RITSE is truly an extraordinary capacity of the human psyche. We can move backward in personal and collective history to explore alternative portrayals of reality and to be selective regarding how best to guard against the massive intrusion of anxiety-producing memories, impulses or existential concerns. Someone like Carl Jung could plunge for a short while each day into “madness” as he chisels on granite blocks and as he prepared the visual illustrations and the narrative (written in beautiful old Gothic script) in his Red Book (Jung, 2009).
An artist such as Edvard Munch, can enter his Oslo Norward studio and create a series of deeply troubling painting of anguish and despair without slipping into deep depression himself. Thomas Wolfe (1929/2006) retains his sanity while write “madly” on tablets about his troubled childhood in North Carolina and about his inability to ever “go home again.” We protect ourselves and find support inside ourselves for insightful and creative endeavors, while pushing the boundaries of emotional regulation.
This protection and support are particularly evident in our dreams. They provide us, as dreamers, with the capacity to be both controlled and uncontrolled (the dream serving as an independent entity). Our dreams provide a temporary “insanity” while addressing some of the most important and “sane” issues that we confront during our waking hours. Our ego ensures that the dream’s regression is brief and reversible upon awakening. Like other forms of regression in the service of the ego, dreams provide access to primary process material, including illogical, symbolic, and often childlike thinking.

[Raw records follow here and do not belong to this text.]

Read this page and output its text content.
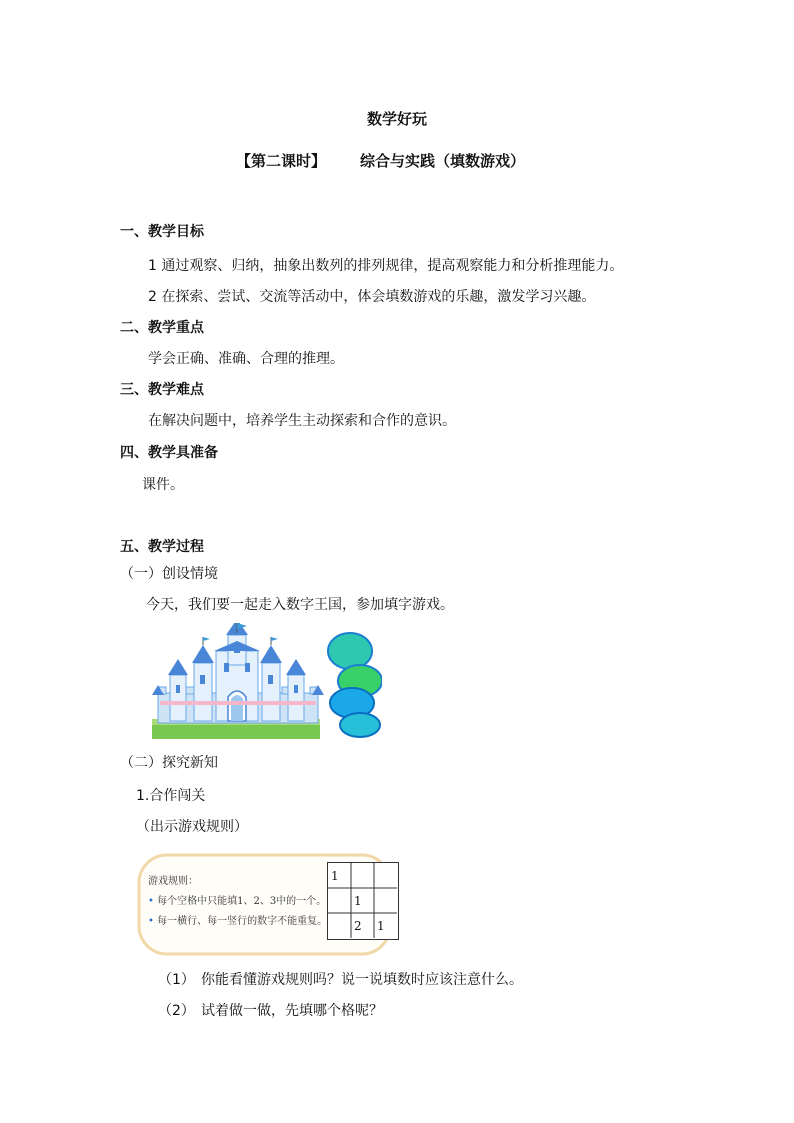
数学好玩
【第二课时】 综合与实践（填数游戏）
一、教学目标
1 通过观察、归纳，抽象出数列的排列规律，提高观察能力和分析推理能力。
2 在探索、尝试、交流等活动中，体会填数游戏的乐趣，激发学习兴趣。
二、教学重点
学会正确、准确、合理的推理。
三、教学难点
在解决问题中，培养学生主动探索和合作的意识。
四、教学具准备
课件。
五、教学过程
（一）创设情境
今天，我们要一起走入数字王国，参加填字游戏。
（二）探究新知
1.合作闯关
（出示游戏规则）
游戏规则：
• 每个空格中只能填1、2、3中的一个。
• 每一横行、每一竖行的数字不能重复。
1
1
2	1
（1） 你能看懂游戏规则吗？说一说填数时应该注意什么。
（2） 试着做一做，先填哪个格呢？
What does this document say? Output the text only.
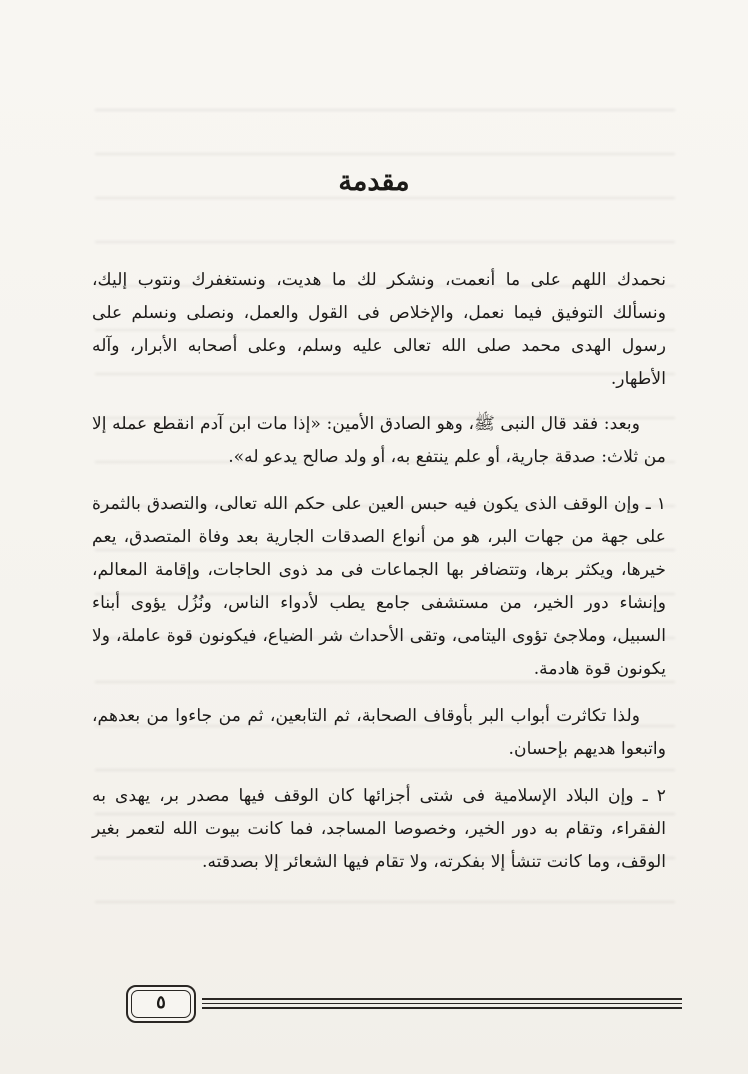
مقدمة

نحمدك اللهم على ما أنعمت، ونشكر لك ما هديت، ونستغفرك ونتوب إليك، ونسألك التوفيق فيما نعمل، والإخلاص فى القول والعمل، ونصلى ونسلم على رسول الهدى محمد صلى الله تعالى عليه وسلم، وعلى أصحابه الأبرار، وآله الأطهار.

وبعد: فقد قال النبى ﷺ، وهو الصادق الأمين: «إذا مات ابن آدم انقطع عمله إلا من ثلاث: صدقة جارية، أو علم ينتفع به، أو ولد صالح يدعو له».

١ ـ وإن الوقف الذى يكون فيه حبس العين على حكم الله تعالى، والتصدق بالثمرة على جهة من جهات البر، هو من أنواع الصدقات الجارية بعد وفاة المتصدق، يعم خيرها، ويكثر برها، وتتضافر بها الجماعات فى مد ذوى الحاجات، وإقامة المعالم، وإنشاء دور الخير، من مستشفى جامع يطب لأدواء الناس، ونُزُل يؤوى أبناء السبيل، وملاجئ تؤوى اليتامى، وتقى الأحداث شر الضياع، فيكونون قوة عاملة، ولا يكونون قوة هادمة.

ولذا تكاثرت أبواب البر بأوقاف الصحابة، ثم التابعين، ثم من جاءوا من بعدهم، واتبعوا هديهم بإحسان.

٢ ـ وإن البلاد الإسلامية فى شتى أجزائها كان الوقف فيها مصدر بر، يهدى به الفقراء، وتقام به دور الخير، وخصوصا المساجد، فما كانت بيوت الله لتعمر بغير الوقف، وما كانت تنشأ إلا بفكرته، ولا تقام فيها الشعائر إلا بصدقته.

٥
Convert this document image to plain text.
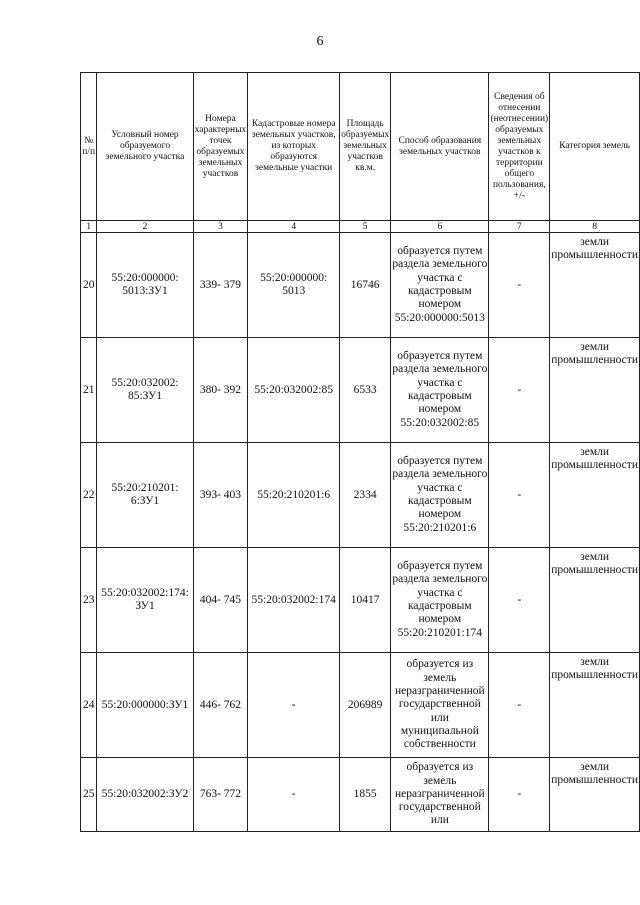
6
№ п/п	Условный номер образуемого земельного участка	Номера характерных точек образуемых земельных участков	Кадастровые номера земельных участков, из которых образуются земельные участки	Площадь образуемых земельных участков кв.м.	Способ образования земельных участков	Сведения об отнесении (неотнесении) образуемых земельных участков к территории общего пользования, +/-	Категория земель
1	2	3	4	5	6	7	8
20	55:20:000000: 5013:ЗУ1	339- 379	55:20:000000: 5013	16746	образуется путем раздела земельного участка с кадастровым номером 55:20:000000:5013	-	земли промышленности
21	55:20:032002: 85:ЗУ1	380- 392	55:20:032002:85	6533	образуется путем раздела земельного участка с кадастровым номером 55:20:032002:85	-	земли промышленности
22	55:20:210201: 6:ЗУ1	393- 403	55:20:210201:6	2334	образуется путем раздела земельного участка с кадастровым номером 55:20:210201:6	-	земли промышленности
23	55:20:032002:174: ЗУ1	404- 745	55:20:032002:174	10417	образуется путем раздела земельного участка с кадастровым номером 55:20:210201:174	-	земли промышленности
24	55:20:000000:ЗУ1	446- 762	-	206989	образуется из земель неразграниченной государственной или муниципальной собственности	-	земли промышленности
25	55:20:032002:ЗУ2	763- 772	-	1855	образуется из земель неразграниченной государственной или	-	земли промышленности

At the same time, dreams provide the mechanism for integration into secondary process. While most dreams are not recalled when we wake up, some are recalled. Furthermore, it is likely that the unrecalled dreams still linger in some capacity in our unconscious life (possibly hitching a ride on our ideational train). Furthermore, as I have suggested throughout this essay and other essays in this series, our dreams, like other RITSE processes, serve a constructive purpose. In a supportive RITSE environment, dreams often suggest novel ideas, provide images that can later be portrayed in paintings and novels, or yield important psychological insights.
Self-Efficacy: We can also move to the perspectives offered by Albert Bandura (1997) who views dreams not from a psychoanalytic perspective, but rather from a cognitive/behavioral viewpoint. Specifically, he looks to the ways in which dreams help to support Self efficacy. For Bandura, this state of self-efficacy centers on the belief in one’s ability to execute behaviors necessary to achieve specific outcomes. In the context of dreaming, several Bandura-oriented practitioners offer the concept of dream self-efficacy (DSE), which refers to one’s belief in their ability to influence or control dream content (Miller, Davis and Balliett, 2014; Rousseau, Dube-Frenette, Belleville, 2018).

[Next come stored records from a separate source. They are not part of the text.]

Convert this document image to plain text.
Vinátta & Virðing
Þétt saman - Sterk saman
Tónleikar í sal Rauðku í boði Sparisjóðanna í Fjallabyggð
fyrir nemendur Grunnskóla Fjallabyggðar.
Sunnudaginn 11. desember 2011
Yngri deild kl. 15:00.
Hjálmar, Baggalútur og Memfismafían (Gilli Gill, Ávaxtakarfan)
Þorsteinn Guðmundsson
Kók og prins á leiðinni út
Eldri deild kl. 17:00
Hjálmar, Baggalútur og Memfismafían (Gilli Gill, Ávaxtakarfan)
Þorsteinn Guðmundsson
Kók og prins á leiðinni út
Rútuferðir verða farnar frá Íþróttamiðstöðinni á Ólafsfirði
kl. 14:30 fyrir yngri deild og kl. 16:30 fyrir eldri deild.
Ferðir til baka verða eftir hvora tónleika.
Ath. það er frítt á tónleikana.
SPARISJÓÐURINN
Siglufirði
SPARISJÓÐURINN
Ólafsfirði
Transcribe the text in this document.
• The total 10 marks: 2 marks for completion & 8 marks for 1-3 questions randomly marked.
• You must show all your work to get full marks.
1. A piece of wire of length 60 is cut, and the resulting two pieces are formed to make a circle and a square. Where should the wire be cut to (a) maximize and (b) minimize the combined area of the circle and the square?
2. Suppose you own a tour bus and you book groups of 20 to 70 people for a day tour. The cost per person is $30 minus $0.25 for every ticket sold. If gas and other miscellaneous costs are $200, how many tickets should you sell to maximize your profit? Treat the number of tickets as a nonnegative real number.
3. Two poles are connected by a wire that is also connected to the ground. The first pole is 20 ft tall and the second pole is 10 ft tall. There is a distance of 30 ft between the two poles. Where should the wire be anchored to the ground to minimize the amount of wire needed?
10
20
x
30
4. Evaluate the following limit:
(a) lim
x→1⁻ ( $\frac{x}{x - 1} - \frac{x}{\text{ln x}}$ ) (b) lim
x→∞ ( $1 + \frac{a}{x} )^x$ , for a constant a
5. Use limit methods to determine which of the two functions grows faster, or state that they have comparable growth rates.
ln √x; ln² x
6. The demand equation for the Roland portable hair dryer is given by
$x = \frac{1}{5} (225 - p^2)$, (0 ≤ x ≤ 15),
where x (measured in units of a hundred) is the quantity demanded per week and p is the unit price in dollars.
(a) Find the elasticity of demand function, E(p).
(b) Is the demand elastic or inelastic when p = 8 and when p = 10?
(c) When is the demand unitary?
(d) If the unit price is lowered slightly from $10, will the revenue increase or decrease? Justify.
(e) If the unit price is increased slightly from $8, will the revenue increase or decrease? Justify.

In many ways, DSE is the ultimate expression of a belief among those oriented toward a cognitive-behavioral perspective that we can control our actions—even when asleep. From this viewpoint, dreams not only can provide guidance and support in our facing the challenge of self-efficacy, this efficacy, can, in turn, assist in the determination of how this support for efficacy is achieved. When successful, DSE is a self-reinforcing process.

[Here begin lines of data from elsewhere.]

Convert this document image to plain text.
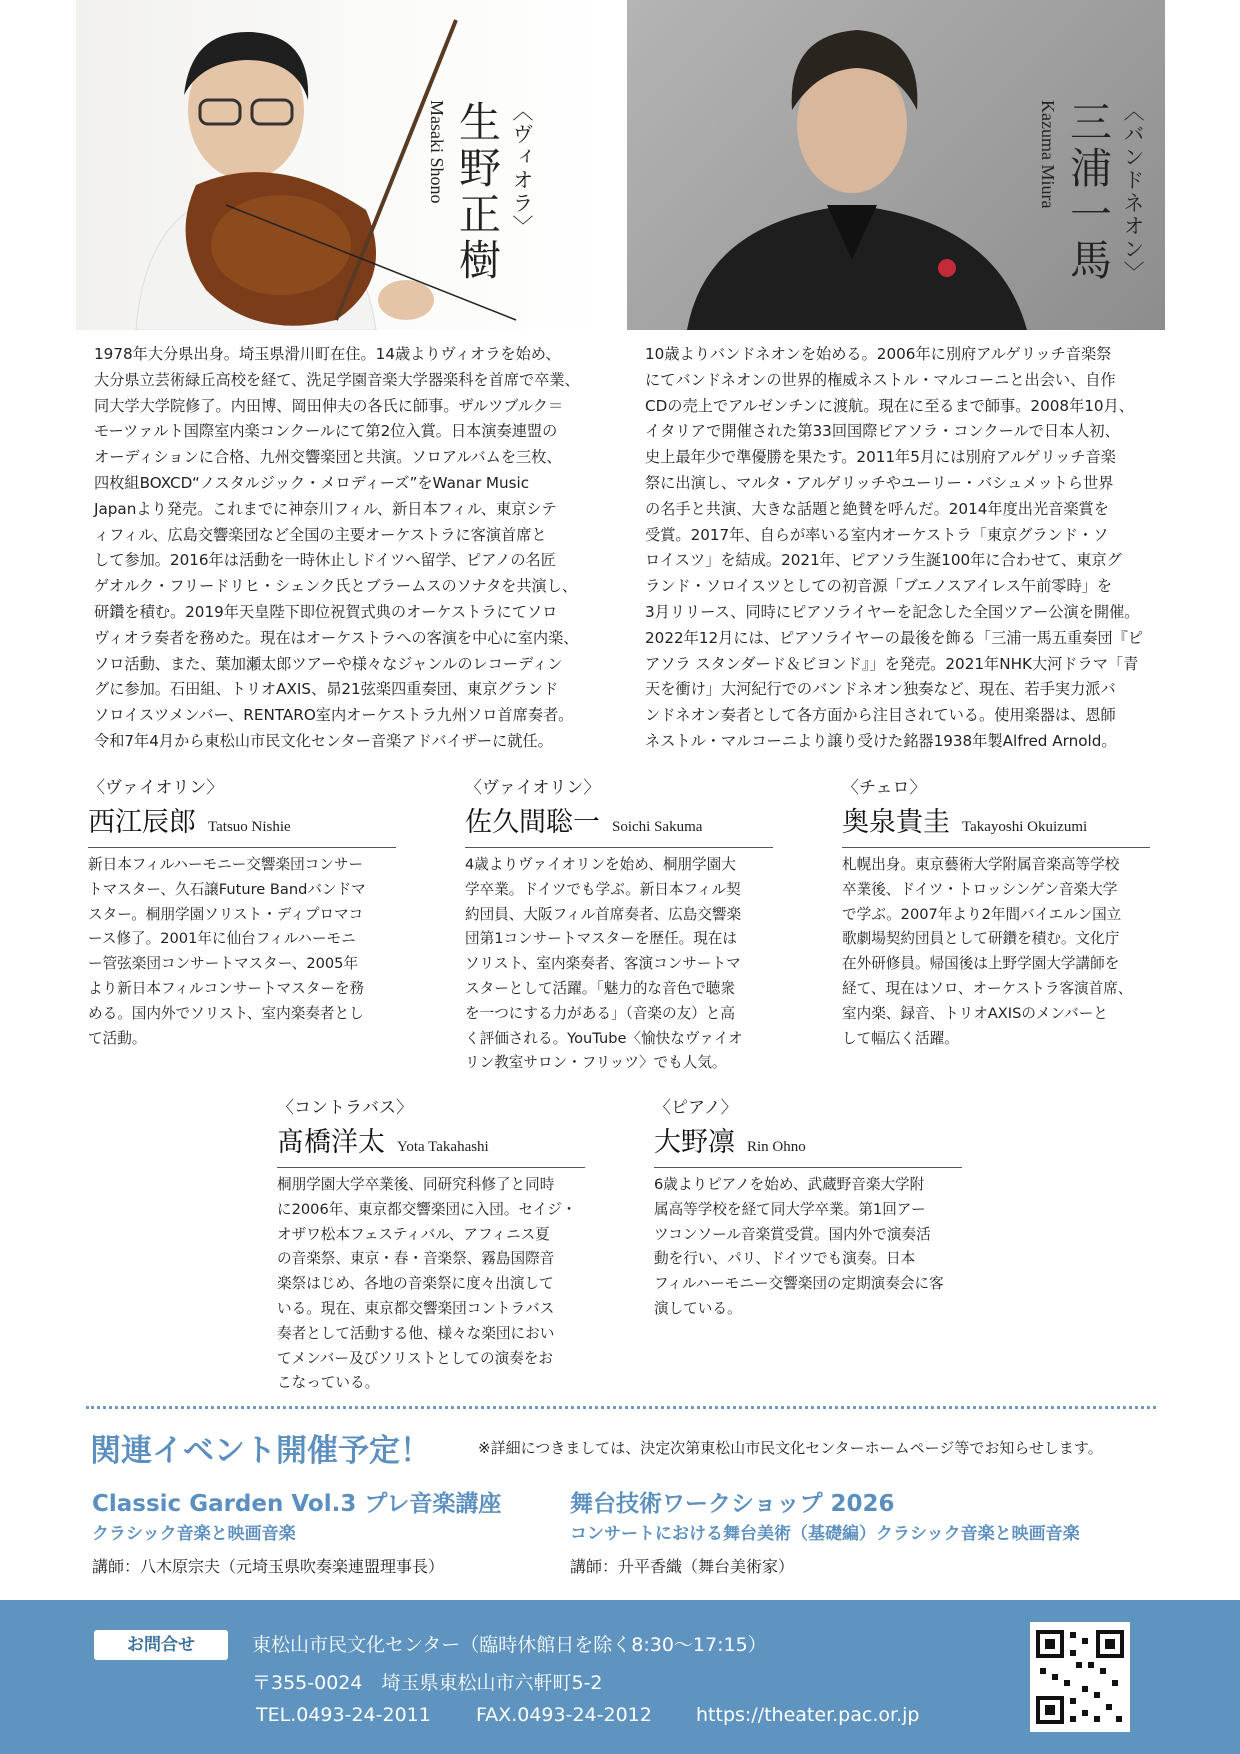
〈ヴィオラ〉
生野正樹
Masaki Shono	〈バンドネオン〉
三浦一馬
Kazuma Miura

1978年大分県出身。埼玉県滑川町在住。14歳よりヴィオラを始め、
大分県立芸術緑丘高校を経て、洗足学園音楽大学器楽科を首席で卒業、
同大学大学院修了。内田博、岡田伸夫の各氏に師事。ザルツブルク＝
モーツァルト国際室内楽コンクールにて第2位入賞。日本演奏連盟の
オーディションに合格、九州交響楽団と共演。ソロアルバムを三枚、
四枚組BOXCD“ノスタルジック・メロディーズ”をWanar Music
Japanより発売。これまでに神奈川フィル、新日本フィル、東京シテ
ィフィル、広島交響楽団など全国の主要オーケストラに客演首席と
して参加。2016年は活動を一時休止しドイツへ留学、ピアノの名匠
ゲオルク・フリードリヒ・シェンク氏とブラームスのソナタを共演し、
研鑽を積む。2019年天皇陛下即位祝賀式典のオーケストラにてソロ
ヴィオラ奏者を務めた。現在はオーケストラへの客演を中心に室内楽、
ソロ活動、また、葉加瀬太郎ツアーや様々なジャンルのレコーディン
グに参加。石田組、トリオAXIS、昴21弦楽四重奏団、東京グランド
ソロイスツメンバー、RENTARO室内オーケストラ九州ソロ首席奏者。
令和7年4月から東松山市民文化センター音楽アドバイザーに就任。

10歳よりバンドネオンを始める。2006年に別府アルゲリッチ音楽祭
にてバンドネオンの世界的権威ネストル・マルコーニと出会い、自作
CDの売上でアルゼンチンに渡航。現在に至るまで師事。2008年10月、
イタリアで開催された第33回国際ピアソラ・コンクールで日本人初、
史上最年少で準優勝を果たす。2011年5月には別府アルゲリッチ音楽
祭に出演し、マルタ・アルゲリッチやユーリー・バシュメットら世界
の名手と共演、大きな話題と絶賛を呼んだ。2014年度出光音楽賞を
受賞。2017年、自らが率いる室内オーケストラ「東京グランド・ソ
ロイスツ」を結成。2021年、ピアソラ生誕100年に合わせて、東京グ
ランド・ソロイスツとしての初音源「ブエノスアイレス午前零時」を
3月リリース、同時にピアソライヤーを記念した全国ツアー公演を開催。
2022年12月には、ピアソライヤーの最後を飾る「三浦一馬五重奏団『ピ
アソラ スタンダード＆ビヨンド』」を発売。2021年NHK大河ドラマ「青
天を衝け」大河紀行でのバンドネオン独奏など、現在、若手実力派バ
ンドネオン奏者として各方面から注目されている。使用楽器は、恩師
ネストル・マルコーニより譲り受けた銘器1938年製Alfred Arnold。

〈ヴァイオリン〉
西江辰郎 Tatsuo Nishie

新日本フィルハーモニー交響楽団コンサー
トマスター、久石譲Future Bandバンドマ
スター。桐朋学園ソリスト・ディプロマコ
ース修了。2001年に仙台フィルハーモニ
ー管弦楽団コンサートマスター、2005年
より新日本フィルコンサートマスターを務
める。国内外でソリスト、室内楽奏者とし
て活動。

〈ヴァイオリン〉
佐久間聡一 Soichi Sakuma

4歳よりヴァイオリンを始め、桐朋学園大
学卒業。ドイツでも学ぶ。新日本フィル契
約団員、大阪フィル首席奏者、広島交響楽
団第1コンサートマスターを歴任。現在は
ソリスト、室内楽奏者、客演コンサートマ
スターとして活躍。「魅力的な音色で聴衆
を一つにする力がある」（音楽の友）と高
く評価される。YouTube〈愉快なヴァイオ
リン教室サロン・フリッツ〉でも人気。

〈チェロ〉
奥泉貴圭 Takayoshi Okuizumi

札幌出身。東京藝術大学附属音楽高等学校
卒業後、ドイツ・トロッシンゲン音楽大学
で学ぶ。2007年より2年間バイエルン国立
歌劇場契約団員として研鑽を積む。文化庁
在外研修員。帰国後は上野学園大学講師を
経て、現在はソロ、オーケストラ客演首席、
室内楽、録音、トリオAXISのメンバーと
して幅広く活躍。

〈コントラバス〉
髙橋洋太 Yota Takahashi

桐朋学園大学卒業後、同研究科修了と同時
に2006年、東京都交響楽団に入団。セイジ・
オザワ松本フェスティバル、アフィニス夏
の音楽祭、東京・春・音楽祭、霧島国際音
楽祭はじめ、各地の音楽祭に度々出演して
いる。現在、東京都交響楽団コントラバス
奏者として活動する他、様々な楽団におい
てメンバー及びソリストとしての演奏をお
こなっている。

〈ピアノ〉
大野凛 Rin Ohno

6歳よりピアノを始め、武蔵野音楽大学附
属高等学校を経て同大学卒業。第1回アー
ツコンソール音楽賞受賞。国内外で演奏活
動を行い、パリ、ドイツでも演奏。日本
フィルハーモニー交響楽団の定期演奏会に客
演している。

関連イベント開催予定！	※詳細につきましては、決定次第東松山市民文化センターホームページ等でお知らせします。
Classic Garden Vol.3 プレ音楽講座
クラシック音楽と映画音楽
講師：八木原宗夫（元埼玉県吹奏楽連盟理事長）
舞台技術ワークショップ 2026
コンサートにおける舞台美術（基礎編）クラシック音楽と映画音楽
講師：升平香織（舞台美術家）
お問合せ	東松山市民文化センター（臨時休館日を除く8:30〜17:15）
〒355-0024　埼玉県東松山市六軒町5-2
TEL.0493-24-2011 FAX.0493-24-2012 https://theater.pac.or.jp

Specifically, a technique called Targeted Dream Incubation (TDI) can be engaged (Horowitz, et al., 2020). Prior to falling asleep, individuals set intentions regarding what they hope to achieve in their dreams. A “seed is planted.” The intentions (“seeds”) are typically introduced during the hypnogogic transition between the state of being awake and falling asleep. The recorded intentions are typically accompanied by sounds, music, or scents that are intended to guide the dream content.